The Loadout: Comp, congratulations on the win and welcome back to the LEC! How does it feel to be back?

Comp: Alright, it’s been a while. I think everyone had this question mark because it was the first game back, so we didn’t really know how it would go after all this time. But I think slowly we’ll get better.

You’re running it back with mostly the same squad this year, with the addition of Szygenda. How has that been so far?

There’s definitely a difference between Szygenda and Odoamne. I think you mostly see it in the way they want to play during the early laning phase. In terms of champion pool he has a bit of a different approach again. He can still play the tanks and all of that, but he definitely prefers playing more of a counter pick – seeing what the enemy picks and picking a very strong carry champ.

Even though it’s only one change, we have to adapt to this. When the change was made, it was clear that we were not going to be exactly the same team. Odoamne was very important in the way he was playing last year for us – we clearly had an identity last year. And in a way this identity can still exist this year, but I would say we can also have more than one identity.

How do you feel this is going to affect your role within the team?

I think, even last year, there were games where I felt like we could have a stronger topside top lane and I could play weak side, farming and scaling and doing my thing later. I was honestly all up for it, I’m still up for it, and I think we might be seeing this a bit more now.

I think there’ll be games where I might not be that big of a factor in the game because we will mostly focus on playing around Szygenda and giving him resources, and I’m completely fine with this. In the end, if we can actually adapt and be capable of playing both sides, we will be even more threatening than last year.

We have a brand new format in the LEC this year – three splits – as well as the announcement that the Winter Split winner will head to MSI as the second seed. As someone who has featured on the international stage, how do you feel about these changes?

I’m not saying that people were not taking it [Winter Split] seriously, but right now after the announcement that you go to MSI, I think people will try hard even more that before, and it makes complete sense.

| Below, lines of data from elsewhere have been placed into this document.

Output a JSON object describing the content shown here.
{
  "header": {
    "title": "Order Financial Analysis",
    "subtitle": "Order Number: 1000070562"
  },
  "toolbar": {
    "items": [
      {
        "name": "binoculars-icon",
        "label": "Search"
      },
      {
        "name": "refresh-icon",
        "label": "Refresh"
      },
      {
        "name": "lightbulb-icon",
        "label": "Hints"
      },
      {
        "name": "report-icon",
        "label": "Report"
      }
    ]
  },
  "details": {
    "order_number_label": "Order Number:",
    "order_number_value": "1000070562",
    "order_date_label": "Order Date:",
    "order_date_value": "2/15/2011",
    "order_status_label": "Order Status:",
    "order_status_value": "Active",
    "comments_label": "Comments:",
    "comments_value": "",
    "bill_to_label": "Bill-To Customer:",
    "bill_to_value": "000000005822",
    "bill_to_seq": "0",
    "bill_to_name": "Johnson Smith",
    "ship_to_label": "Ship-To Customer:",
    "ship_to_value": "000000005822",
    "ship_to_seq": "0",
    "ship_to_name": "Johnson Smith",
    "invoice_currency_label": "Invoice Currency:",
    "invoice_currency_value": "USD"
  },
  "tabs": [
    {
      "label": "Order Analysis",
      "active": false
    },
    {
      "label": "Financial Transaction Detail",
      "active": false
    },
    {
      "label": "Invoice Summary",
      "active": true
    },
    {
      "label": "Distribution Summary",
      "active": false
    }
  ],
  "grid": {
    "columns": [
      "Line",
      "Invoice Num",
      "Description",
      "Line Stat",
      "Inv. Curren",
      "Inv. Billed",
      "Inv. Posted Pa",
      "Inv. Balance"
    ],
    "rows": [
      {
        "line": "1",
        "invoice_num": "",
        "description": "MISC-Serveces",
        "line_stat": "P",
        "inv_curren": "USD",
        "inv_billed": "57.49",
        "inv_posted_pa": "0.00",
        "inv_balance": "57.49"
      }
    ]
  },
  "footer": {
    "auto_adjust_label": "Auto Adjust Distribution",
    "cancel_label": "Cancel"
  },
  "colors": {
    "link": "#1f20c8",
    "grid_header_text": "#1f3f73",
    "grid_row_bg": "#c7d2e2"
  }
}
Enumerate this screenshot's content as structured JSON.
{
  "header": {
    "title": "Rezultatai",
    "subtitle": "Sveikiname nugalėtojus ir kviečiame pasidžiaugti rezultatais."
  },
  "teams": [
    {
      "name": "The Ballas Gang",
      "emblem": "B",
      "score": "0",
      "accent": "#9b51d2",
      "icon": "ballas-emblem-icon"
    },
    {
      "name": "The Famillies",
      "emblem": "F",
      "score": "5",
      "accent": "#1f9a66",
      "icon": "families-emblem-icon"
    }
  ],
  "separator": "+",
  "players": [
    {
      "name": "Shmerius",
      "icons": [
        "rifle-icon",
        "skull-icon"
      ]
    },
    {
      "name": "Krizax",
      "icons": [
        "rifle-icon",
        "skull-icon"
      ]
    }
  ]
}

Honestly, every split matters. I get there’s only one trophy per year, but to me it’s still as important to look to get first in every single split.

LEC 2023 KOI Comp: Comp smiles following his game on the LEC stage in the opening weekend

The mentality doesn’t change – just win. I want to talk about Jhin a little bit. At Worlds he wasn’t great, yet after the changes we’re seeing him picked a bit more as a botlaner, and even now as a support. What spot do you feel the champion is in at the minute?

So about Jhin AD Carry, I would say that most of the time you have to see most of the enemy picks before you pick it. Nowadays there are a lot of strong picks that Jhin struggles against – mostly in the jungle and topside – champs like K’Sante, Sejuani, Vi, Wukong. Even midlaners, almost every single midlaner right now builds Rod of Ages – there’s a lot of armour and HP stacking [in general] which Jhin doesn’t like, he prefers playing into mostly squishy comps.

About Jhin support, I’m actually not a big fan at all. I get the idea that people pick it into Heimer, but to me you struggle a lot in the mid game to actually be useful [unless you] get a very huge lead in the early game. I think that, in competitive, you won’t really be seeing it.

Finally, I just want to pick your brain about the changes that will soon be coming to ADCs, crit itemisation etc.

This is a thing I’d probably rather have had in pre-season – everyone would probably agree with me on this.

I think there will definitely be some AD Carries that are meta now that will probably struggle on that patch. But it’s also very important to see how the rest of the patch looks – nerfs to Lucian/Nami, Zeri/Yuumi, those types of things. So I get that getting IE second sounds really nice, but if those champs remain pretty much the same… there’s a reason those champs are picked.

I think it will be interesting to see how it goes, but I will definitely have to spam a lot of games to get a better idea of it.